I actually speand a lot of time helping him do his work and in turn I just expect him to do what is needed. It's for his own good, I don't expect a penny from him in the future. I just want to see him happy in life. I don't want him to face the humiliation of being a bad student that I faced during my schooling days.
Today he got his results and he had lost around 15 marks in one subject and couple of marks in others. Now, I don't expect him to score 100%. I understand that there could be some mistake. But 15 marks in math, his strongest subject was unbelievable for me. I had a mild shock that I couldn't control. We had spent 3 days revising math portions and there was no way that he could go wrong anywhere.

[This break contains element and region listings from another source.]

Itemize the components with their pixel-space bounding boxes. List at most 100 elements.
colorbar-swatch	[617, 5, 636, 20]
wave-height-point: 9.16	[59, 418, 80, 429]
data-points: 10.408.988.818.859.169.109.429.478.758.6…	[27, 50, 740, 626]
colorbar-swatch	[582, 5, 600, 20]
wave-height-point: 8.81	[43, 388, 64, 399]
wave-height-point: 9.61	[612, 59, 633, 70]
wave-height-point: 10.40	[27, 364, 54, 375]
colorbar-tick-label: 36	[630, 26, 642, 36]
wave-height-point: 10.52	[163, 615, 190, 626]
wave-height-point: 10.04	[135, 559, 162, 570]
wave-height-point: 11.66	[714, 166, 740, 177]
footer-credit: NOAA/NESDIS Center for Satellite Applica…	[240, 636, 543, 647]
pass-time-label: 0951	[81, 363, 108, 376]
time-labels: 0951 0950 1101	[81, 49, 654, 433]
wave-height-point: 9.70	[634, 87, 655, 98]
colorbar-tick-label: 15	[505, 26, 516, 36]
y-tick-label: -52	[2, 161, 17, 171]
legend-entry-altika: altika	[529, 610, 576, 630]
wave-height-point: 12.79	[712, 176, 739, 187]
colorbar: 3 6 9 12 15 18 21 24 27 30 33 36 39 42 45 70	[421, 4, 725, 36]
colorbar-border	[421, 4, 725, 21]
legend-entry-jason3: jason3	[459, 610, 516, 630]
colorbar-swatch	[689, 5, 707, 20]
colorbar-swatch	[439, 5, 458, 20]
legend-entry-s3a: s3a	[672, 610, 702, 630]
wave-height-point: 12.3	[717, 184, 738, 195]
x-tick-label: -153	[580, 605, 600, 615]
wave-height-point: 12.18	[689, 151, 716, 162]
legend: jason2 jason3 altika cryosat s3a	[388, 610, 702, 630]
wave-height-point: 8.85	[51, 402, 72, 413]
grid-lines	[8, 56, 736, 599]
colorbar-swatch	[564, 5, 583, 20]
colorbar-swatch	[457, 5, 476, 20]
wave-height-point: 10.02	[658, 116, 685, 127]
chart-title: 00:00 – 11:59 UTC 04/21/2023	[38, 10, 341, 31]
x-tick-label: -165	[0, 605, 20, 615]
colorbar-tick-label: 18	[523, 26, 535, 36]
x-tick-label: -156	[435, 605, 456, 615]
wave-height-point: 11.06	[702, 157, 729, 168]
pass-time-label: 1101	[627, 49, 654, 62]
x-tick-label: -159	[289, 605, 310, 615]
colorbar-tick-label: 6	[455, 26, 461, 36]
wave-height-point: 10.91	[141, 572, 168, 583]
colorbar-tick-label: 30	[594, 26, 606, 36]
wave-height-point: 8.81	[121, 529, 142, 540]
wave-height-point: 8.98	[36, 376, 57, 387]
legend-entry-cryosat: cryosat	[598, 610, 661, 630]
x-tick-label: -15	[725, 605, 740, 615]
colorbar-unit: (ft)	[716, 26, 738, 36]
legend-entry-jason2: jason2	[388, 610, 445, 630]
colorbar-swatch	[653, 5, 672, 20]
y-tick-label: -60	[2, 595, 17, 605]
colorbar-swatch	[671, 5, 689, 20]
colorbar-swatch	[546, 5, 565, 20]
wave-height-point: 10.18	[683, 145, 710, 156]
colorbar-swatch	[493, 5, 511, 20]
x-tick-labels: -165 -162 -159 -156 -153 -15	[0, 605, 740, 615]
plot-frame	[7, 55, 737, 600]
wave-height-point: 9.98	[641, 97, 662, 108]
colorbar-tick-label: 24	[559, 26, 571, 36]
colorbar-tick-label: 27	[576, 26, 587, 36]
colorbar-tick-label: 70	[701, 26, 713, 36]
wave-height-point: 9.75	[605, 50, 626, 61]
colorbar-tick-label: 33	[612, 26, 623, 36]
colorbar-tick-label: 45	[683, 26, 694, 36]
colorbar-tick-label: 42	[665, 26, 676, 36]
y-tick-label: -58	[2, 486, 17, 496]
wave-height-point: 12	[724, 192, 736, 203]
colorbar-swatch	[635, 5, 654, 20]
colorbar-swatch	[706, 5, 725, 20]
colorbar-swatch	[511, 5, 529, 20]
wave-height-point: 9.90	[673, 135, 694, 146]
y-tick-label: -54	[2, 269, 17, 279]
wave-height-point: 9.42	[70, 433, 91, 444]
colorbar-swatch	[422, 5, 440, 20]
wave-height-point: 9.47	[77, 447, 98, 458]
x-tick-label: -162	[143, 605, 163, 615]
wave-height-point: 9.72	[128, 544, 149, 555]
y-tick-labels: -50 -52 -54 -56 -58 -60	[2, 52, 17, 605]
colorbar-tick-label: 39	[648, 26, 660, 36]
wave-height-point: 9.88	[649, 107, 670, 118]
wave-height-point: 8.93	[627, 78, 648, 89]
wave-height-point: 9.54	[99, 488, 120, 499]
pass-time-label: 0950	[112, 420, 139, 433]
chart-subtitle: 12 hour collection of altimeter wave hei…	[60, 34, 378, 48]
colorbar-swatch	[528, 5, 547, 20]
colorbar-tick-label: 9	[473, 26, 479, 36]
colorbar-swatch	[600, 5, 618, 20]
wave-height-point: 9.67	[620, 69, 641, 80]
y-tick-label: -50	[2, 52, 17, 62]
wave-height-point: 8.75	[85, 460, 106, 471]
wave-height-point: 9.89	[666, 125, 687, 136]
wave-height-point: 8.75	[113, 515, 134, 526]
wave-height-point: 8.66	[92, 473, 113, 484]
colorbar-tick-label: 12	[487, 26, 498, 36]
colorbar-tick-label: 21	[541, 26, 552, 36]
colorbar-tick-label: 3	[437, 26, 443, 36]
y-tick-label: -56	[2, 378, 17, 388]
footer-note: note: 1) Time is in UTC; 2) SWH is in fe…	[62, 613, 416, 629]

I actually thought there could be some mistake so I asked him with filled eyes about where he lost marks and it is then he is telling me that he lost marks because he didn't attempt 2 questions and did some mistakes in calculations. I couldn't control my anger. Otherwise patient me couldn't keep that smile pasted on her lips anymore. If stabbing was not a crime then my son would have been a victim today.
My husband told me to relax, but I just couldn't. I kept fuming the entire day while my son was chilling at his grandparents home playing video games. Kids these days have no remorse. He just said I won't repeat it next time and it's done. Now, I would not have had a problem if he did the problem wrong, but not attempting it was a crime in my eyes. I cried to my husband telling him what I expected and what he had done.
My husband didn't understand why I was so disappointed. It actually made me think if it is my son or me who needs a therapist. I had really bad school memories and am really scared to imagine by son experiencing the same.
But then, I guess what has to happen will happen. No one can change your luck. You'll have to face what you are destined to.